Hello, in optional session for learning more about U-Net, the course points us to the authors website, where we should fine a video introducing the model.
This video is no longer available and thus it would be great to have this section updated, pointing us to other resources for actual learning about U-Nets.
although video doesn’t work, there is a download video option in the left corner, did you try that?
here is what I did, i copied the link for the video and searched on YouTube and found the 5minute presentation you are looking for, sharing the link here
5minute teaser presentation of the U-Net
the other link to the original paper of U-net surely worked for me.
I’ve taken other 3 courses from deeplearning.ai, one in coursera many years ago, and the others from youtube only.
I had tried the download button, but the video doesn’t work there either. I appreciate you linking the video here, I was also able to find it on youtube, apologies this wasn’t clear in my initial post. My point here is that since the website is unmaintained (video and some links in the page are down) you may want to update the recommended resources.
can you please update the video link in the course page. although the link to the page works but the video doesn’t work, perhaps share the direct YouTube link in the page.
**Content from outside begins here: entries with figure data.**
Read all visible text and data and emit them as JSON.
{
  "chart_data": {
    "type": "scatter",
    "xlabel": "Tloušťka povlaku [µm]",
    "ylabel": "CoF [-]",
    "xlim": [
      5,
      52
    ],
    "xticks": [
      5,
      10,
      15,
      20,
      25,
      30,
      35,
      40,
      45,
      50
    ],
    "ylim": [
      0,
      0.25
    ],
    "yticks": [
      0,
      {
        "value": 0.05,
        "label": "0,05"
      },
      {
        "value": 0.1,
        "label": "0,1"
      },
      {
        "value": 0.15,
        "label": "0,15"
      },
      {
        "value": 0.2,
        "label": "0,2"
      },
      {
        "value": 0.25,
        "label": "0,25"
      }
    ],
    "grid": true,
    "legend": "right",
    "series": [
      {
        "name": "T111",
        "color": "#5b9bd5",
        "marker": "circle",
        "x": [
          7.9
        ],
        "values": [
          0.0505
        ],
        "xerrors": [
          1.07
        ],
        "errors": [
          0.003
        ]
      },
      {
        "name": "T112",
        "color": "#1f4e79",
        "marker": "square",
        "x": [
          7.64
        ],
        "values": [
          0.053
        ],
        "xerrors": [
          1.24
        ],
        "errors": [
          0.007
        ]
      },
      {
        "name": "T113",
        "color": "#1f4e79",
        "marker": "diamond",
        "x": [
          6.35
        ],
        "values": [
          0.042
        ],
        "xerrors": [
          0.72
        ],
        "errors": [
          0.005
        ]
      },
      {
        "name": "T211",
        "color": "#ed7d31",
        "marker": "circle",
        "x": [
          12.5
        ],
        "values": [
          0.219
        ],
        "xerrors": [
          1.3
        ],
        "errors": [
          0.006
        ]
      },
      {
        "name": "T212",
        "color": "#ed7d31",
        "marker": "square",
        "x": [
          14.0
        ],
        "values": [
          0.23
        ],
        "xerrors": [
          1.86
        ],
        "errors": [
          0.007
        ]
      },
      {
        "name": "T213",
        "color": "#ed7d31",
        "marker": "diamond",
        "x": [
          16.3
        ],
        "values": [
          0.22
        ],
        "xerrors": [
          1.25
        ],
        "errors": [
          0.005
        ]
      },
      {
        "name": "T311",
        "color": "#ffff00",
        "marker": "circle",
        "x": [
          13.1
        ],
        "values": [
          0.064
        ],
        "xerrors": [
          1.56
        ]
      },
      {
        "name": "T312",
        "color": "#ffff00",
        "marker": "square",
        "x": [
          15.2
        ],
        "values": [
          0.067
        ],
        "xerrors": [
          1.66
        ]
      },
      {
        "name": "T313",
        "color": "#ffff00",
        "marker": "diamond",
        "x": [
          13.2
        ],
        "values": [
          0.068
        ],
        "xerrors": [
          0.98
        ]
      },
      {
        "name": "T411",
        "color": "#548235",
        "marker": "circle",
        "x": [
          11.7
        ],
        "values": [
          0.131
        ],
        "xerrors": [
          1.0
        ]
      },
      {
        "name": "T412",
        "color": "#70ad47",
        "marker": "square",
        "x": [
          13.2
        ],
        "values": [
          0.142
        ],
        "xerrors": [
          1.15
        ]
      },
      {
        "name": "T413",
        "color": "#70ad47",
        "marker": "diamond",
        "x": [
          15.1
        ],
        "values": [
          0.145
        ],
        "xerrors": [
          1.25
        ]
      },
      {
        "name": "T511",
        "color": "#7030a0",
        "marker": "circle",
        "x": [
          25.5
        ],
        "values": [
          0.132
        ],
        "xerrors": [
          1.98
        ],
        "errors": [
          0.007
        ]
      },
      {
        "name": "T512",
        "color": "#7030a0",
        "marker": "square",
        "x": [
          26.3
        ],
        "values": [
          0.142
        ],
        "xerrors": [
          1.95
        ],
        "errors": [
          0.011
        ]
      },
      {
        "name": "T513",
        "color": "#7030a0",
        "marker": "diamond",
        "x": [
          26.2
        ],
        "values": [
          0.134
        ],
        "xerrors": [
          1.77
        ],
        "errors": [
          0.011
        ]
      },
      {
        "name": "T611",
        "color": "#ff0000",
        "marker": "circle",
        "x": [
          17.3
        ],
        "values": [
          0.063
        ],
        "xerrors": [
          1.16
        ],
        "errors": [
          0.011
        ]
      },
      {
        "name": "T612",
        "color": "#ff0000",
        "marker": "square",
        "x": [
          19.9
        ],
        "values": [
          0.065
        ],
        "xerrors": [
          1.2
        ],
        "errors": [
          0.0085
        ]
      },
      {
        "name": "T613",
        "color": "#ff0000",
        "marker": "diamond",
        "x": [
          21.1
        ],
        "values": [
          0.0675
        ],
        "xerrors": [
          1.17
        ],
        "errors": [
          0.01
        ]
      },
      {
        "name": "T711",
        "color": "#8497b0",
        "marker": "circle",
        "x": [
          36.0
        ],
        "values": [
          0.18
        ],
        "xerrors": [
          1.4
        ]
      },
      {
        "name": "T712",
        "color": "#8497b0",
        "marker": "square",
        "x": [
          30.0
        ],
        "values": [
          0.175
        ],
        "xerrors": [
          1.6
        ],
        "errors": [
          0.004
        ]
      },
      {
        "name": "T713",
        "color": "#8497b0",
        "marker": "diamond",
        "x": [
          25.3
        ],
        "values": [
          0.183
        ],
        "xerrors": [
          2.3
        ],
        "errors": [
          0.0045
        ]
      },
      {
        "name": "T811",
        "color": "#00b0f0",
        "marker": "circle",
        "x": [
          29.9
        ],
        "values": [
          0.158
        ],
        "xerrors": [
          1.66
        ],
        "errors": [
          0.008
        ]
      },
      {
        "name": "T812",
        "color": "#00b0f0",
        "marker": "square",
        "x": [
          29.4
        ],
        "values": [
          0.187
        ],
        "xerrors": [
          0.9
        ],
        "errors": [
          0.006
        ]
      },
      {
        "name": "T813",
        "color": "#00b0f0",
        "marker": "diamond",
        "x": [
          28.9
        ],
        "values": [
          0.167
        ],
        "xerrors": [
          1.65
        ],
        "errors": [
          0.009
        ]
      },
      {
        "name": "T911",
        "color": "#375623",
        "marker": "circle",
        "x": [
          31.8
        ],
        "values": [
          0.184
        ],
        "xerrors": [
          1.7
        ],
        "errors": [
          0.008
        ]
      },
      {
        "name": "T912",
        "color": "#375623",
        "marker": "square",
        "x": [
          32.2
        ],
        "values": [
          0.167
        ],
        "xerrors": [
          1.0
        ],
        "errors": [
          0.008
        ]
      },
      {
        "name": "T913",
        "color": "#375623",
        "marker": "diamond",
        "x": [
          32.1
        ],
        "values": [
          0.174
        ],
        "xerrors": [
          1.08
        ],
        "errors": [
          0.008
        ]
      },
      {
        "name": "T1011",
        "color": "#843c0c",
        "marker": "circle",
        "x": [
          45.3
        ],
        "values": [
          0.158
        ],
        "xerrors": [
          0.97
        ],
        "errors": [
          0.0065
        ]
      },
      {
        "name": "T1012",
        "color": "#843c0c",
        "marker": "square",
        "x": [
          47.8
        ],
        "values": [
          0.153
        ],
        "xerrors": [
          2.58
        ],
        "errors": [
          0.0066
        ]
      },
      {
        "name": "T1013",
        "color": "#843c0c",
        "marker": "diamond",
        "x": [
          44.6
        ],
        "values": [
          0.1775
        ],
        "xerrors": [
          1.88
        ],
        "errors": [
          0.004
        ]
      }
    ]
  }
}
I don’t want to drag this out, but the moment you add a content to your course it becomes something you take care too. I can’t have content that relies on broken external links and brush of my responsibility to keep things up. Especially so when there’s a charge to the course. Plus it’s not like the course is covering this with other videos.
At the end of the day, you do as you please, I only brought it up because if it was me I would appreciate it.
You are completely correct. I agree that once we include a resource in the course, it is our duty to ensure it remains accessible and useful to you.
I just wanted to clarify my earlier point regarding the distinction between content we create and content we cite. Since this is an optional reading item pointing to an external resource, we are acting as a curator rather than the owner.
To use an analogy: let’s say you wrote a paper and I cited it. That doesn’t make me the author of that paper. If you decided to take the paper offline, or if the website hosting it had a technical glitch, I wouldn’t have any control over that because you are the owner. That is essentially what happened here. It seems the embedded link or the video player on the original site stopped working.
However, once that link breaks on our end, the responsibility to find a solution is definitely ours. I am glad you brought this up because it allowed us to find an alternative (the YouTube link) to ensure you and future learners still get the same experience. Thanks again for helping us catch this!